After months of negotiations between attorneys and Illinois state legislators, new regulations have been released that will alter the way senior citizens can shelter assets for long-term care Medicaid planning purposes. The new regulations are scheduled to become effective January 1, 2012 and will have wide-reaching effects on the way seniors plan their affairs.


Currently, the Illinois Department of Healthcare and Family Services has a three year look-back provision in place to determine eligibility for long-term care services benefits. The Department will consider assets transferred by the applicant for less than fair market value to be available for his/her use if they were transferred within three years of the application date. The Department calculates the uncompensated value of the transferred property and factors how long it would have taken the applicant to spend down those assets had they instead been applied toward his/her monthly care expenses. Beginning in 2012, this look-back period will increase to 5 years, making it more difficult for prospective applicants to shelter assets for their families.

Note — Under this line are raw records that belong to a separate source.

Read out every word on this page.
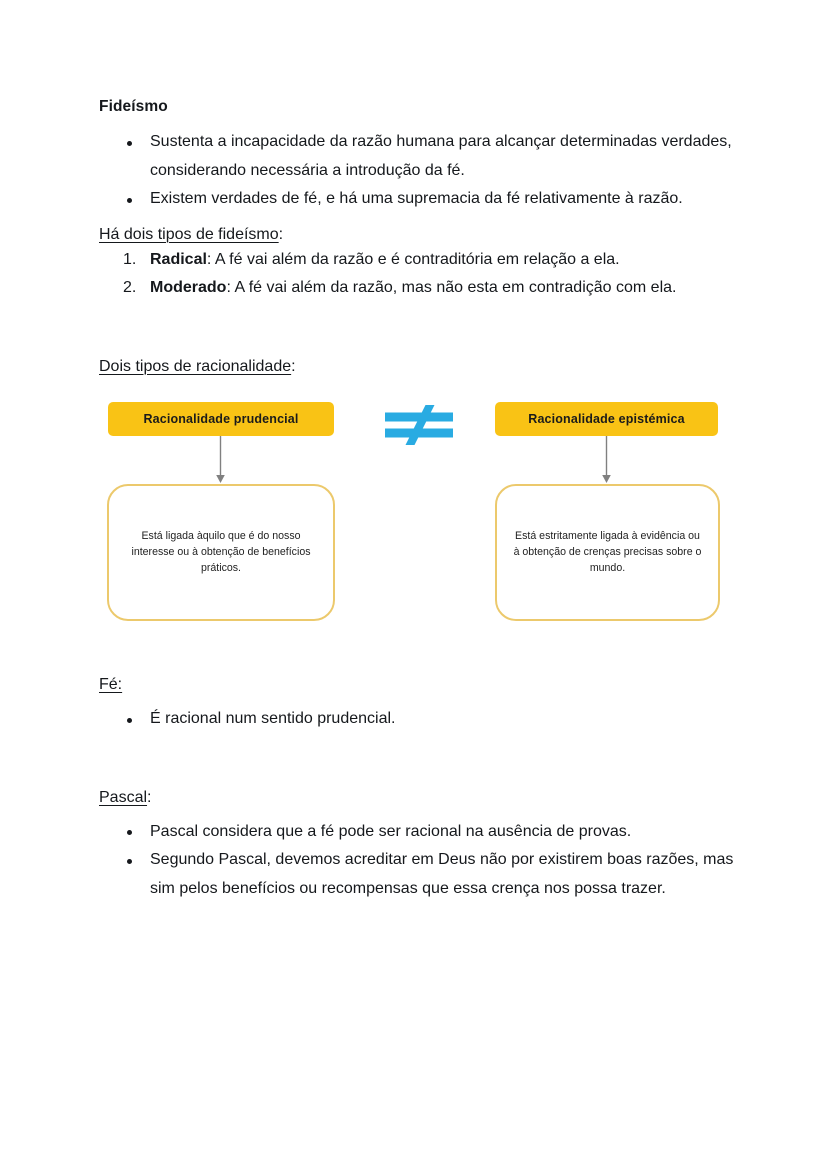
Fideísmo
Sustenta a incapacidade da razão humana para alcançar determinadas verdades, considerando necessária a introdução da fé.
Existem verdades de fé, e há uma supremacia da fé relativamente à razão.

Há dois tipos de fideísmo:

Radical: A fé vai além da razão e é contraditória em relação a ela.
Moderado: A fé vai além da razão, mas não esta em contradição com ela.

Dois tipos de racionalidade:

Racionalidade prudencial	Racionalidade epistémica
Está ligada àquilo que é do nosso interesse ou à obtenção de benefícios práticos.
Está estritamente ligada à evidência ou à obtenção de crenças precisas sobre o mundo.

Fé:

É racional num sentido prudencial.

Pascal:

Pascal considera que a fé pode ser racional na ausência de provas.
Segundo Pascal, devemos acreditar em Deus não por existirem boas razões, mas sim pelos benefícios ou recompensas que essa crença nos possa trazer.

Also new in 2012 will be the manner in which the penalty period is calculated. Instead of beginning the penalty period on the date the transfer was made, beginning in 2012, the penalty period will begin on the later occurrence of (1) a transfer of assets for less than fair market value or (2) “the date on which the person is eligible for medical assistance and would otherwise be receiving long term care services (based on an approved application for those services) were it not for the imposition of the penalty period…” Effectively, the change will require a person already living in a facility to spend down his/her assets to the point he/she would qualify for benefits; if he/she gifted property for less than fair market value within 5 years prior to that date, the penalty period will begin to run. Similar to the current rules, these transferred assets will be imputed to the applicant even though they have been transferred. The Department will calculate the period of time it would have taken the applicant to spend down those assets had they been applied to toward his/her monthly care expenses considering the average cost of long term-care facilities in his/her area. Only at the end of the penalty period will the applicant become eligible for Medicaid benefits.


Realizing the potential hardship this rule may cause patients, the regulations also provide for an “undue hardship waiver” that under special circumstances will cause the Department to waive all or a portion of the penalty period. The regulations state that “[a]n undue hardship exists when application of a penalty would deprive an institutionalized person (A) of medical care, endangering the person’s health or life; or (B) of food, clothing, shelter or other necessities of life.” Approval of the waiver is discretionary and the patient may find it useful to present documentation about the disqualifying transfers, including the mental state of the patient when the transfer was made and any subsequent attempts made to recoup the property that was earlier transferred.


The regulations continue to provide against the impoverishment of a community spouse or civil union partner by exempting the primary residence if the community spouse or civil union partner resides there and by exempting assets held by the community spouse or civil union partner up to $109,560. Planning for Medicaid eligibility is complex and nuanced and should be carefully considered with the advice and counsel of an experienced legal professional.